Dans le cadre de sa procédure antitrust contre Google, le ministère américain de la Justice a déposé une nouvelle plainte visant le rôle du géant technologique dans le domaine de l'intelligence artificielle. Cette plainte contraint Google à se désengager des investissements déjà réalisés dans les entreprises concurrentes spécialisées en IA et lui interdit d'investir dans de nouvelles sociétés.
La plainte souligne que ces entreprises spécialisées en intelligence artificielle sont des concurrentes directes de Google sur le marché des moteurs de recherche.

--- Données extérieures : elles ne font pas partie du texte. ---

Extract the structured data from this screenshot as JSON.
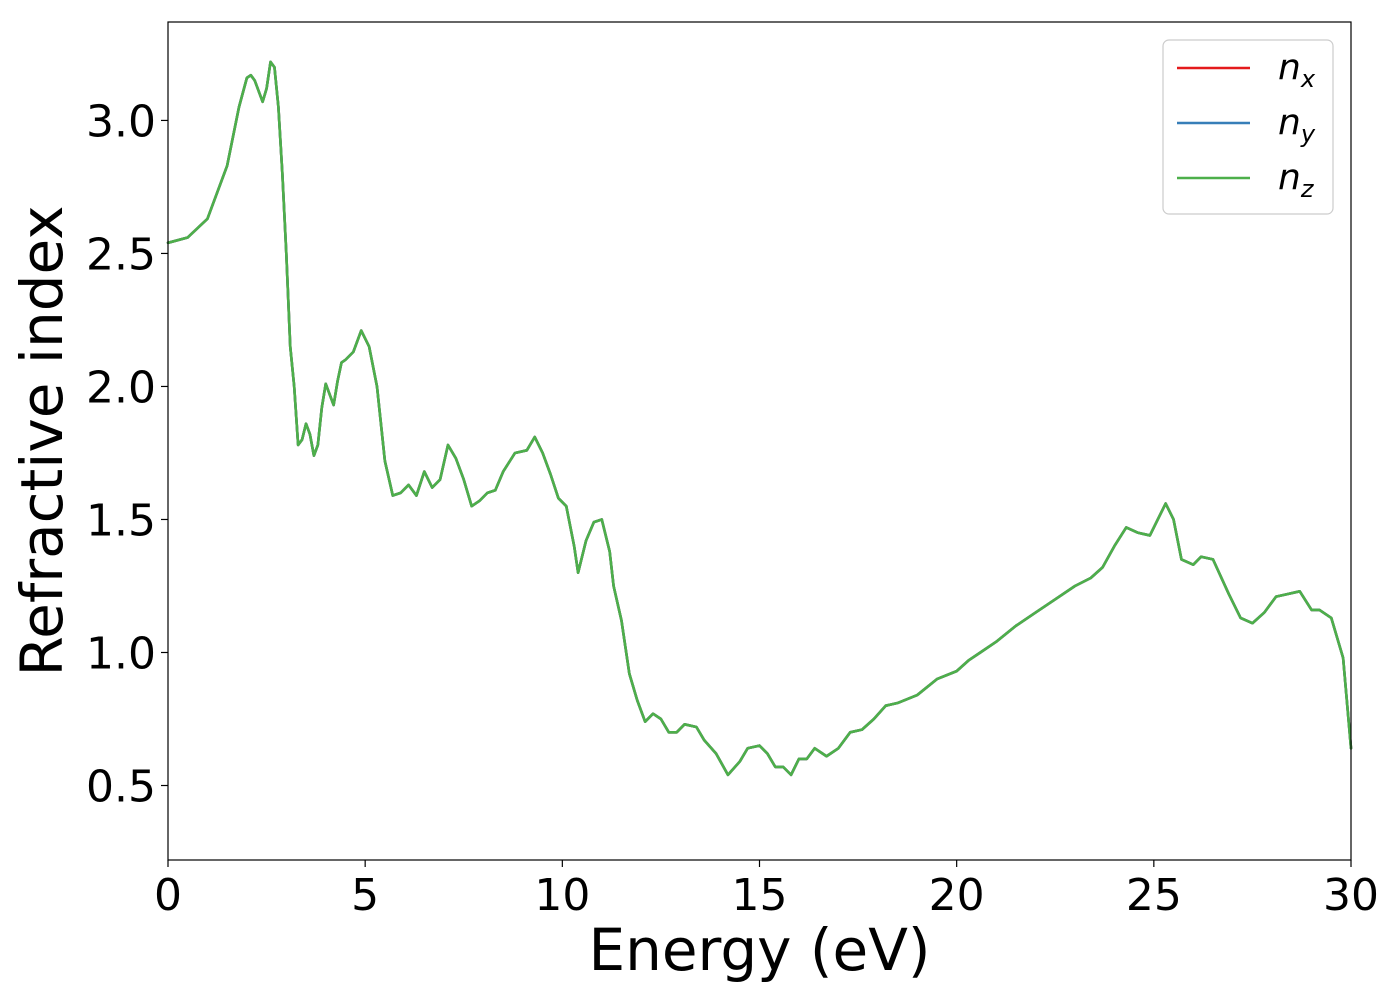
{
  "chart_data": {
    "type": "line",
    "title": "",
    "xlabel": "Energy (eV)",
    "ylabel": "Refractive index",
    "xlim": [
      0,
      30
    ],
    "ylim": [
      0.22,
      3.37
    ],
    "xticks": [
      "0",
      "5",
      "10",
      "15",
      "20",
      "25",
      "30"
    ],
    "xtick_values": [
      0,
      5,
      10,
      15,
      20,
      25,
      30
    ],
    "yticks": [
      "0.5",
      "1.0",
      "1.5",
      "2.0",
      "2.5",
      "3.0"
    ],
    "ytick_values": [
      0.5,
      1.0,
      1.5,
      2.0,
      2.5,
      3.0
    ],
    "grid": false,
    "legend_position": "top-right",
    "x": [
      0,
      0.5,
      1.0,
      1.5,
      1.8,
      2.0,
      2.1,
      2.2,
      2.4,
      2.5,
      2.6,
      2.7,
      2.8,
      2.9,
      3.0,
      3.1,
      3.2,
      3.3,
      3.4,
      3.5,
      3.6,
      3.7,
      3.8,
      3.9,
      4.0,
      4.2,
      4.3,
      4.4,
      4.5,
      4.7,
      4.9,
      5.1,
      5.3,
      5.5,
      5.7,
      5.9,
      6.1,
      6.3,
      6.5,
      6.7,
      6.9,
      7.1,
      7.3,
      7.5,
      7.7,
      7.9,
      8.1,
      8.3,
      8.5,
      8.8,
      9.1,
      9.3,
      9.5,
      9.7,
      9.9,
      10.1,
      10.3,
      10.4,
      10.6,
      10.8,
      11.0,
      11.2,
      11.3,
      11.5,
      11.7,
      11.9,
      12.1,
      12.3,
      12.5,
      12.7,
      12.9,
      13.1,
      13.4,
      13.6,
      13.9,
      14.2,
      14.5,
      14.7,
      15.0,
      15.2,
      15.4,
      15.6,
      15.8,
      16.0,
      16.2,
      16.4,
      16.7,
      17.0,
      17.3,
      17.6,
      17.9,
      18.2,
      18.5,
      19.0,
      19.5,
      20.0,
      20.3,
      20.6,
      21.0,
      21.5,
      22.0,
      22.5,
      23.0,
      23.4,
      23.7,
      24.0,
      24.3,
      24.6,
      24.9,
      25.1,
      25.3,
      25.5,
      25.7,
      26.0,
      26.2,
      26.5,
      26.9,
      27.2,
      27.5,
      27.8,
      28.1,
      28.4,
      28.7,
      29.0,
      29.2,
      29.5,
      29.8,
      30.0
    ],
    "series": [
      {
        "name": "n_x",
        "color": "#e41a1c",
        "values": [
          2.54,
          2.56,
          2.63,
          2.83,
          3.05,
          3.16,
          3.17,
          3.15,
          3.07,
          3.12,
          3.22,
          3.2,
          3.05,
          2.8,
          2.5,
          2.15,
          2.0,
          1.78,
          1.8,
          1.86,
          1.82,
          1.74,
          1.78,
          1.92,
          2.01,
          1.93,
          2.02,
          2.09,
          2.1,
          2.13,
          2.21,
          2.15,
          2.0,
          1.72,
          1.59,
          1.6,
          1.63,
          1.59,
          1.68,
          1.62,
          1.65,
          1.78,
          1.73,
          1.65,
          1.55,
          1.57,
          1.6,
          1.61,
          1.68,
          1.75,
          1.76,
          1.81,
          1.75,
          1.67,
          1.58,
          1.55,
          1.4,
          1.3,
          1.42,
          1.49,
          1.5,
          1.38,
          1.25,
          1.12,
          0.92,
          0.82,
          0.74,
          0.77,
          0.75,
          0.7,
          0.7,
          0.73,
          0.72,
          0.67,
          0.62,
          0.54,
          0.59,
          0.64,
          0.65,
          0.62,
          0.57,
          0.57,
          0.54,
          0.6,
          0.6,
          0.64,
          0.61,
          0.64,
          0.7,
          0.71,
          0.75,
          0.8,
          0.81,
          0.84,
          0.9,
          0.93,
          0.97,
          1.0,
          1.04,
          1.1,
          1.15,
          1.2,
          1.25,
          1.28,
          1.32,
          1.4,
          1.47,
          1.45,
          1.44,
          1.5,
          1.56,
          1.5,
          1.35,
          1.33,
          1.36,
          1.35,
          1.22,
          1.13,
          1.11,
          1.15,
          1.21,
          1.22,
          1.23,
          1.16,
          1.16,
          1.13,
          0.98,
          0.64
        ]
      },
      {
        "name": "n_y",
        "color": "#377eb8",
        "values": [
          2.54,
          2.56,
          2.63,
          2.83,
          3.05,
          3.16,
          3.17,
          3.15,
          3.07,
          3.12,
          3.22,
          3.2,
          3.05,
          2.8,
          2.5,
          2.15,
          2.0,
          1.78,
          1.8,
          1.86,
          1.82,
          1.74,
          1.78,
          1.92,
          2.01,
          1.93,
          2.02,
          2.09,
          2.1,
          2.13,
          2.21,
          2.15,
          2.0,
          1.72,
          1.59,
          1.6,
          1.63,
          1.59,
          1.68,
          1.62,
          1.65,
          1.78,
          1.73,
          1.65,
          1.55,
          1.57,
          1.6,
          1.61,
          1.68,
          1.75,
          1.76,
          1.81,
          1.75,
          1.67,
          1.58,
          1.55,
          1.4,
          1.3,
          1.42,
          1.49,
          1.5,
          1.38,
          1.25,
          1.12,
          0.92,
          0.82,
          0.74,
          0.77,
          0.75,
          0.7,
          0.7,
          0.73,
          0.72,
          0.67,
          0.62,
          0.54,
          0.59,
          0.64,
          0.65,
          0.62,
          0.57,
          0.57,
          0.54,
          0.6,
          0.6,
          0.64,
          0.61,
          0.64,
          0.7,
          0.71,
          0.75,
          0.8,
          0.81,
          0.84,
          0.9,
          0.93,
          0.97,
          1.0,
          1.04,
          1.1,
          1.15,
          1.2,
          1.25,
          1.28,
          1.32,
          1.4,
          1.47,
          1.45,
          1.44,
          1.5,
          1.56,
          1.5,
          1.35,
          1.33,
          1.36,
          1.35,
          1.22,
          1.13,
          1.11,
          1.15,
          1.21,
          1.22,
          1.23,
          1.16,
          1.16,
          1.13,
          0.98,
          0.64
        ]
      },
      {
        "name": "n_z",
        "color": "#4daf4a",
        "values": [
          2.54,
          2.56,
          2.63,
          2.83,
          3.05,
          3.16,
          3.17,
          3.15,
          3.07,
          3.12,
          3.22,
          3.2,
          3.05,
          2.8,
          2.5,
          2.15,
          2.0,
          1.78,
          1.8,
          1.86,
          1.82,
          1.74,
          1.78,
          1.92,
          2.01,
          1.93,
          2.02,
          2.09,
          2.1,
          2.13,
          2.21,
          2.15,
          2.0,
          1.72,
          1.59,
          1.6,
          1.63,
          1.59,
          1.68,
          1.62,
          1.65,
          1.78,
          1.73,
          1.65,
          1.55,
          1.57,
          1.6,
          1.61,
          1.68,
          1.75,
          1.76,
          1.81,
          1.75,
          1.67,
          1.58,
          1.55,
          1.4,
          1.3,
          1.42,
          1.49,
          1.5,
          1.38,
          1.25,
          1.12,
          0.92,
          0.82,
          0.74,
          0.77,
          0.75,
          0.7,
          0.7,
          0.73,
          0.72,
          0.67,
          0.62,
          0.54,
          0.59,
          0.64,
          0.65,
          0.62,
          0.57,
          0.57,
          0.54,
          0.6,
          0.6,
          0.64,
          0.61,
          0.64,
          0.7,
          0.71,
          0.75,
          0.8,
          0.81,
          0.84,
          0.9,
          0.93,
          0.97,
          1.0,
          1.04,
          1.1,
          1.15,
          1.2,
          1.25,
          1.28,
          1.32,
          1.4,
          1.47,
          1.45,
          1.44,
          1.5,
          1.56,
          1.5,
          1.35,
          1.33,
          1.36,
          1.35,
          1.22,
          1.13,
          1.11,
          1.15,
          1.21,
          1.22,
          1.23,
          1.16,
          1.16,
          1.13,
          0.98,
          0.64
        ]
      }
    ],
    "legend": [
      {
        "symbol": "n",
        "subscript": "x",
        "color": "#e41a1c"
      },
      {
        "symbol": "n",
        "subscript": "y",
        "color": "#377eb8"
      },
      {
        "symbol": "n",
        "subscript": "z",
        "color": "#4daf4a"
      }
    ]
  }
}
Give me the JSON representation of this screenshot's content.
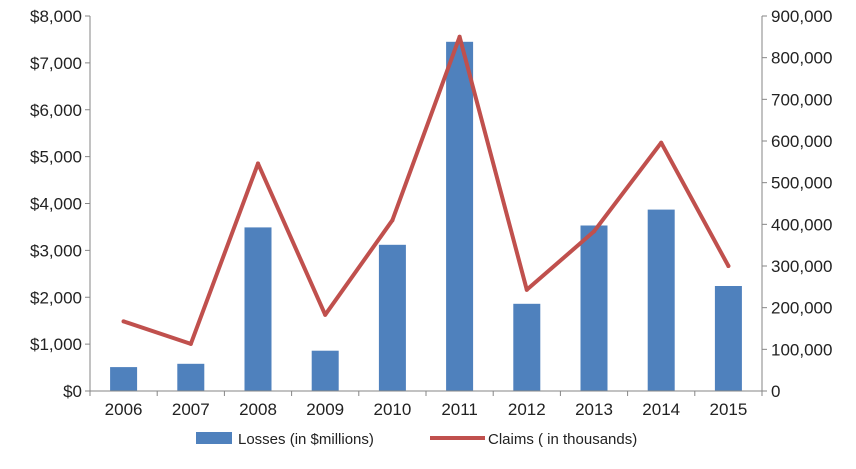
{
  "chart_data": {
    "type": "bar",
    "title": "",
    "xlabel": "",
    "categories": [
      "2006",
      "2007",
      "2008",
      "2009",
      "2010",
      "2011",
      "2012",
      "2013",
      "2014",
      "2015"
    ],
    "series": [
      {
        "name": "Losses (in $millions)",
        "type": "bar",
        "axis": "left",
        "color": "#4F81BD",
        "values": [
          510,
          580,
          3490,
          860,
          3120,
          7450,
          1860,
          3530,
          3870,
          2240
        ]
      },
      {
        "name": "Claims ( in thousands)",
        "type": "line",
        "axis": "right",
        "color": "#C0504D",
        "values": [
          167000,
          113000,
          546000,
          183000,
          410000,
          850000,
          243000,
          383000,
          596000,
          300000
        ]
      }
    ],
    "y_left": {
      "lim": [
        0,
        8000
      ],
      "ticks": [
        0,
        1000,
        2000,
        3000,
        4000,
        5000,
        6000,
        7000,
        8000
      ],
      "tick_labels": [
        "$0",
        "$1,000",
        "$2,000",
        "$3,000",
        "$4,000",
        "$5,000",
        "$6,000",
        "$7,000",
        "$8,000"
      ]
    },
    "y_right": {
      "lim": [
        0,
        900000
      ],
      "ticks": [
        0,
        100000,
        200000,
        300000,
        400000,
        500000,
        600000,
        700000,
        800000,
        900000
      ],
      "tick_labels": [
        "0",
        "100,000",
        "200,000",
        "300,000",
        "400,000",
        "500,000",
        "600,000",
        "700,000",
        "800,000",
        "900,000"
      ]
    },
    "grid": false,
    "legend_position": "bottom"
  }
}
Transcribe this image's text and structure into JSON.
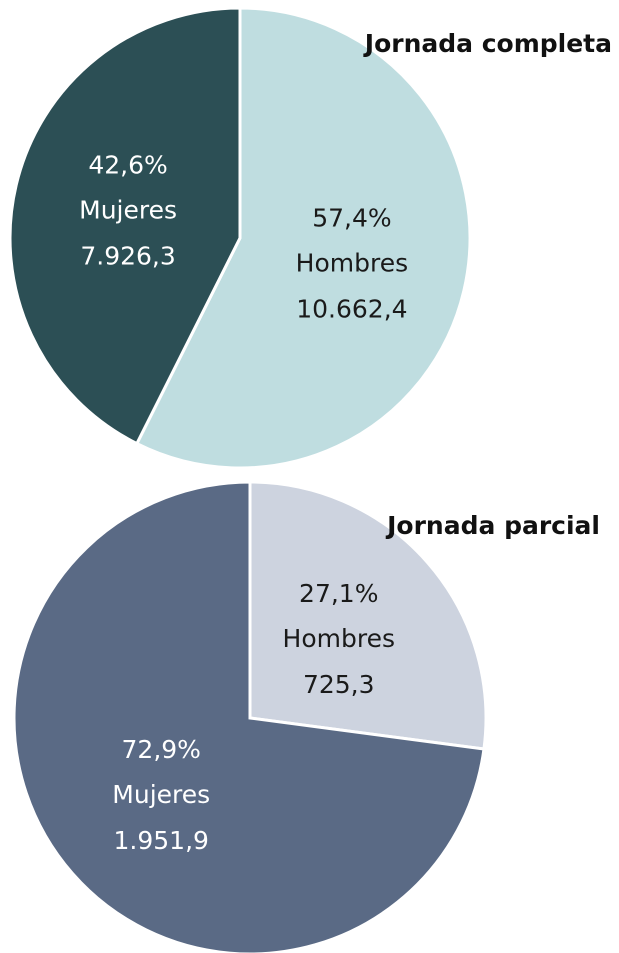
{
  "chart_data": [
    {
      "type": "pie",
      "title": "Jornada completa",
      "categories": [
        "Hombres",
        "Mujeres"
      ],
      "values": [
        57.4,
        42.6
      ],
      "value_labels": [
        "57,4%",
        "42,6%"
      ],
      "counts": [
        10662.4,
        7926.3
      ],
      "count_labels": [
        "10.662,4",
        "7.926,3"
      ],
      "colors": [
        "#bfdde0",
        "#2c4f55"
      ],
      "label_colors": [
        "#1a1a1a",
        "#ffffff"
      ]
    },
    {
      "type": "pie",
      "title": "Jornada parcial",
      "categories": [
        "Hombres",
        "Mujeres"
      ],
      "values": [
        27.1,
        72.9
      ],
      "value_labels": [
        "27,1%",
        "72,9%"
      ],
      "counts": [
        725.3,
        1951.9
      ],
      "count_labels": [
        "725,3",
        "1.951,9"
      ],
      "colors": [
        "#cdd3df",
        "#5a6a85"
      ],
      "label_colors": [
        "#1a1a1a",
        "#ffffff"
      ]
    }
  ]
}
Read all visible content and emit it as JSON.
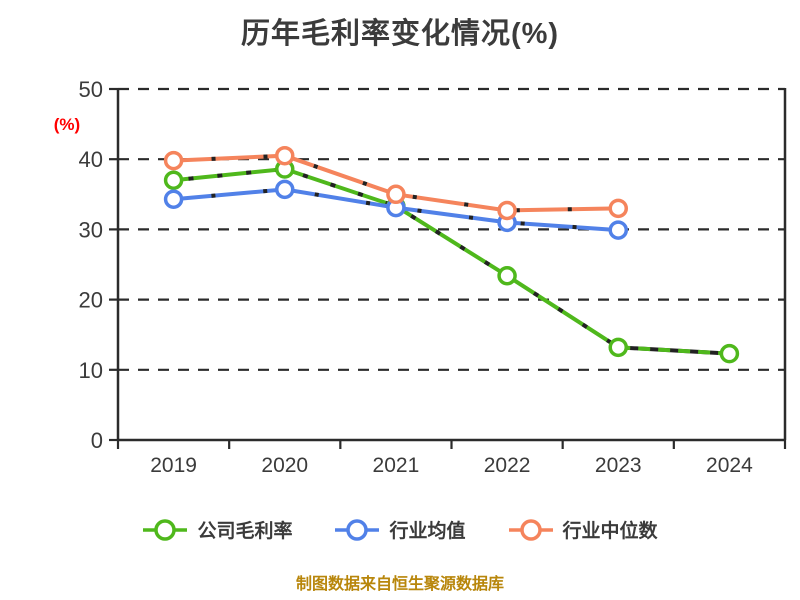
{
  "page": {
    "background": "#ffffff"
  },
  "chart_data": {
    "type": "line",
    "title": "历年毛利率变化情况(%)",
    "title_color": "#3b3b3b",
    "ylabel": "(%)",
    "ylabel_color": "#ff0000",
    "categories": [
      "2019",
      "2020",
      "2021",
      "2022",
      "2023",
      "2024"
    ],
    "yticks": [
      0,
      10,
      20,
      30,
      40,
      50
    ],
    "ylim": [
      0,
      50
    ],
    "grid": "horizontal-dashed",
    "axis_color": "#2b2b2b",
    "tick_label_color": "#3b3b3b",
    "legend_position": "bottom",
    "series": [
      {
        "id": "company-gross-margin",
        "name": "公司毛利率",
        "color": "#4FB81C",
        "values": [
          37.0,
          38.6,
          33.3,
          23.4,
          13.2,
          12.3
        ],
        "style": "solid-with-dark-flecks",
        "last_segment": "dashed"
      },
      {
        "id": "industry-mean",
        "name": "行业均值",
        "color": "#5181E8",
        "values": [
          34.3,
          35.7,
          33.1,
          31.0,
          29.9,
          null
        ],
        "style": "solid-with-dark-flecks",
        "last_segment": "none"
      },
      {
        "id": "industry-median",
        "name": "行业中位数",
        "color": "#F5845C",
        "values": [
          39.8,
          40.5,
          35.0,
          32.7,
          33.0,
          null
        ],
        "style": "solid-with-dark-flecks",
        "last_segment": "none"
      }
    ],
    "footnote": "制图数据来自恒生聚源数据库",
    "footnote_color": "#B8860B",
    "marker": {
      "shape": "circle",
      "fill": "#ffffff"
    }
  }
}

Par conséquent, elle vise à empêcher Google d'utiliser l'influence directe qu'il acquiert en investissant simplement dans ses concurrents, au nom d'une concurrence loyale.
La plainte déposée par le ministère de la Justice américain vise principalement Anthropic, la société créatrice du chatbot Claude. Google y a investi 2 milliards de dollars. Si la proposition est approuvée, Google devra céder sa participation dans cette entreprise d'intelligence artificielle basée à San Francisco dans un délai de six mois.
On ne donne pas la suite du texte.